徐天胤会如何裁决自己,顾宇瞻可以想象。"神域"有他不能放弃的追求,他就算众叛亲离,也要坚持到底。自己不过是过眼云烟,充其量只是一时的伤感,更多的还是恨吧。
没有关系。即使是死,我也希望在你的手中终结生命。但是你大概不会再面对我吧。对你而言我只是耻辱,是你一辈子刻骨铭心的烙印,时时刻刻提醒你曾经的意乱情迷。
天胤,我们终究只能以这种方式了结一切吗?
掩隐在暴雨里的枪声混杂紊乱的喘息,徐天胤赶到的时候,倒在血泊中的人除了阻击者还有自己的兄长天礽。
"为什么?为什么会是哥哥你?!"紧抱着兄长,任那灼目的赤红染上自己的衣衫,染上自己的双手,染上自己的眼眸,染上自己的脸庞,染上自己冰凉的心脏。
"因为......因为我不能......看着你......你后悔。"声音连着血丝冲破喉咙,沙哑而仓卒。
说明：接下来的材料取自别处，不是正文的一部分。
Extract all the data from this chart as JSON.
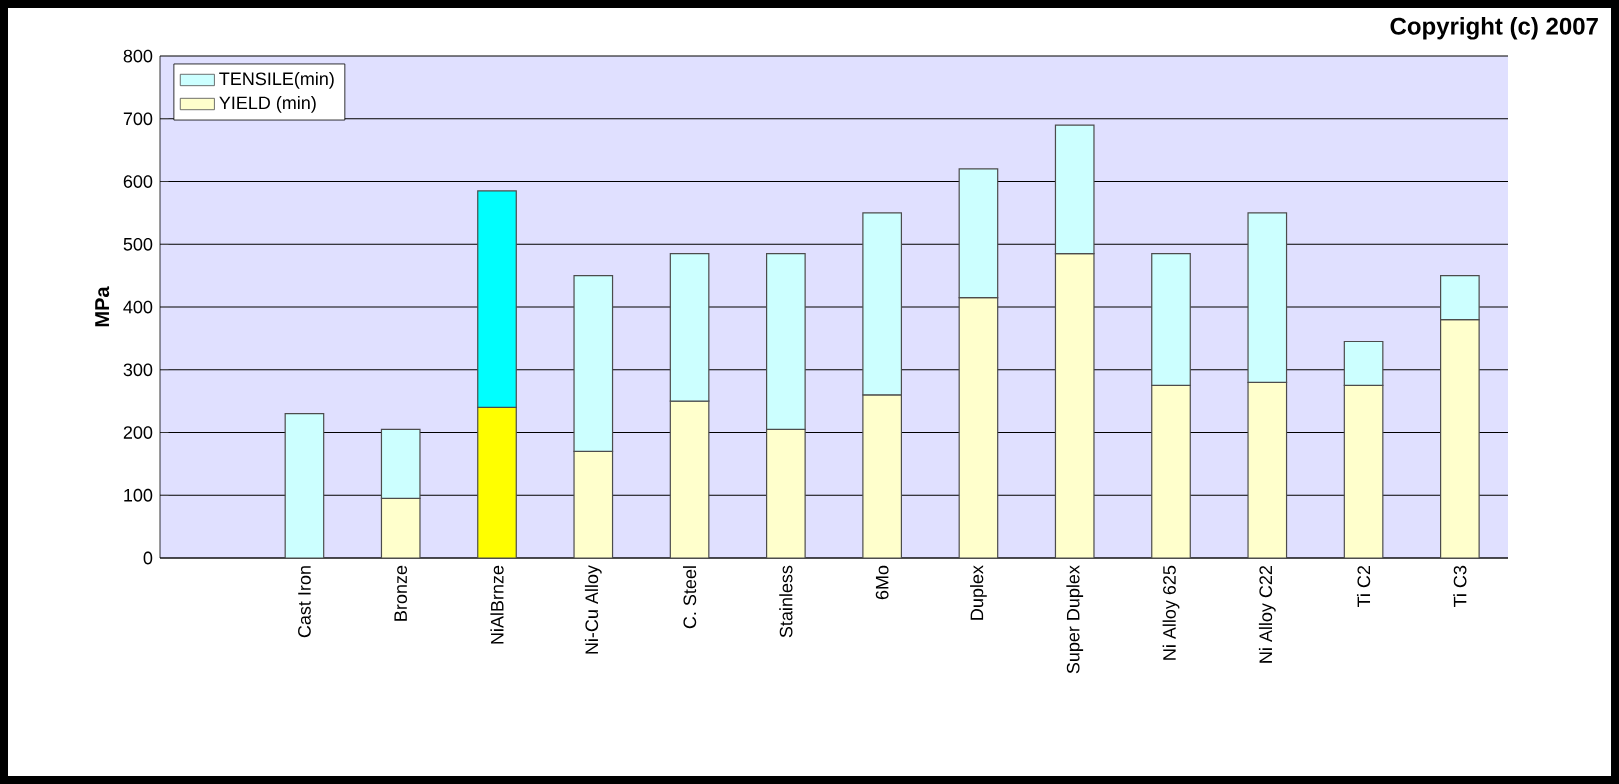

"哥哥,你不能死!我不能没有你,你知道的!从我出生的那一刻开始,从你在祠堂对父亲起誓的那一刻开始,你就一直在我的身边。你说过,你会一辈子不离不弃,你不会先我一步离开人世的。你忘记了吗?"歇斯底里的悲鸣,泪水滴落在兄长苍白的脸庞:"哥哥,你不要丢下我!我求求你,我可以没有‘神域',可以放弃梦想,可是我不能失去你!你明明很清楚,不是吗?哥哥,我这么辛苦的活着,坚持着,不是想要看到今天的局面。我要的天下不是只有我一个任,还有你,还有你啊!"
紧握着最后的一线生机,天礽僵挺着脖子坚持:"宇瞻,我把天胤交......交给你了......。答应我,答应我,一辈子守护......他。我......我感激你。"
"我答应你。"
放心的笑,残留在天礽的嘴角。
"哥哥?!哥哥--"
疯狂的呐喊,这个美的过火的少年,天生具有压倒性强烈气质的少年,脆弱的犹如没有扶着墙壁就寸步难行的婴儿般不堪一击。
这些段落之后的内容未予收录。